Age Cymru’s Health Initiatives Officer, Angharad Phillips, says: “We want people to recognise that warmth, wellness, and safety go hand in hand at this time of year. We hope our campaign and supporting guides and factsheets will enable people to get the information they need to plan for a warm and safe winter. There’ll also be lots of initiatives happening at a local level to help people, so please reach out and seek the support you need.”
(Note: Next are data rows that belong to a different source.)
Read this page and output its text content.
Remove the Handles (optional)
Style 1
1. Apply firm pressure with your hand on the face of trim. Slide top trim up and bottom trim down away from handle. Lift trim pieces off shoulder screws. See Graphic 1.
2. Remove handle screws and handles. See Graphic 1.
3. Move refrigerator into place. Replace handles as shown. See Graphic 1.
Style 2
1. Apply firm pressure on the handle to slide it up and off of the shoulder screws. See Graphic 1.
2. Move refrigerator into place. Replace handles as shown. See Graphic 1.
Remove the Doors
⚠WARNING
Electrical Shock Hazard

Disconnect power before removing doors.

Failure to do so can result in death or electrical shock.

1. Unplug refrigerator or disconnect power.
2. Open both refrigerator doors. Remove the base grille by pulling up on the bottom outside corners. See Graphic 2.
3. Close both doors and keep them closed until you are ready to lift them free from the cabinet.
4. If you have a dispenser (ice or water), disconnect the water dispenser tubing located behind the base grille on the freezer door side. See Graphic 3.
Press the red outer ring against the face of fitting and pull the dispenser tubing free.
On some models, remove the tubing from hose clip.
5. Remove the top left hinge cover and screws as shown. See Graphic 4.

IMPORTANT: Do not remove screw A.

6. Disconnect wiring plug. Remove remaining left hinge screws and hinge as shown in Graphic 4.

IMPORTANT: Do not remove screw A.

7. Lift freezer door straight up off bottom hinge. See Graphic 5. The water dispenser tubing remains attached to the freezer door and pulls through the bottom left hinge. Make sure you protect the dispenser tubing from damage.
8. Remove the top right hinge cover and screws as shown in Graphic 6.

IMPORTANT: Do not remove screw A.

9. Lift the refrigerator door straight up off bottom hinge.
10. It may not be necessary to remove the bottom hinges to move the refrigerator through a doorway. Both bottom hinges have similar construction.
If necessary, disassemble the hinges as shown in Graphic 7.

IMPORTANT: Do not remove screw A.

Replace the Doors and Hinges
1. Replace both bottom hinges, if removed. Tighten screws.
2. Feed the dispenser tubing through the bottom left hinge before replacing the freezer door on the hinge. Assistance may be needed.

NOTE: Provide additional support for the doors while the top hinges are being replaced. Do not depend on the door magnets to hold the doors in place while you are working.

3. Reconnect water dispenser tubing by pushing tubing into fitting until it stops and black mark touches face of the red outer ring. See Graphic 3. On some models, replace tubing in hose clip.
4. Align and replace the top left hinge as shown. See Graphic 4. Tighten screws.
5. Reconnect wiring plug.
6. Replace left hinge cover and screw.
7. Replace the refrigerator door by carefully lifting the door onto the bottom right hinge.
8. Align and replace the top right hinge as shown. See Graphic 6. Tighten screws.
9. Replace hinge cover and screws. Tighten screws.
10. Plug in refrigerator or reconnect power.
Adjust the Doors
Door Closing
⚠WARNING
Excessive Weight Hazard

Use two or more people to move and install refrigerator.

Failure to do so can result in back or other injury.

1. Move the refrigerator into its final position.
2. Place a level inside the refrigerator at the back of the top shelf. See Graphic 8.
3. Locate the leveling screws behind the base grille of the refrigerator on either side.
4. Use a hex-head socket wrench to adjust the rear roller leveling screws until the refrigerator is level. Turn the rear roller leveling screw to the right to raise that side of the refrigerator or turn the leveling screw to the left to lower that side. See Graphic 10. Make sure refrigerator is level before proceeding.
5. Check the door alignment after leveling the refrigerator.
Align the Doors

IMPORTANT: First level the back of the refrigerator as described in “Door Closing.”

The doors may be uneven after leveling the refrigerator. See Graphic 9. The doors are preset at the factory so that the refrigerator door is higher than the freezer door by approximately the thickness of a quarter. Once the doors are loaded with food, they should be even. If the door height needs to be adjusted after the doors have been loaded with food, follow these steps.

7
Public transport a challenge for older people
Nearly one in five older people in Wales (18%) say public transport is challenging, according to Age Cymru’s fourth annual What matters to you? survey. Crucially, respondents – especially those with mobility issues – said reduced or unreliable services affected their ability to attend health appointments. One said: “I don’t know how to get to hospital appointments because I no longer drive, and there are only two daily buses from my village.” People in rural and urban areas equally reported cuts to bus services.
Several said lack of evening public transport affects their ability to attend theatres, cinemas, and places of worship. Some said they run a car though they’d rather give it up, with rising energy costs, as buses are unreliable and taxis unaffordable.
Age Cymru Chief Executive Victoria Lloyd said: “Poor public transport can have a devastating impact on the lives of older people. It can affect their ability to attend health appointments, buy food, access cash, and pay bills … can increase isolation and loneliness by reducing opportunities to socialise or join groups and activities, a particular problem when the pandemic disproportionately affected older people.”
“We want bus operators, local authorities, and the Welsh Government to work together to deliver the service people need. Older people are some of those most affected … their needs should be considered and voices heard in any planning.”
Deputy Climate Change Minister Lee Waters said: “We’re working hard with Transport for Wales and local authorities to provide more stable services across Wales and provide £60mn to fund concessionary fares every year. But the reality is, demand for services hasn’t returned to pre-pandemic levels, and with budget pressures services have been changed to reflect demand … I’d encourage people to get on board and support their local bus services.”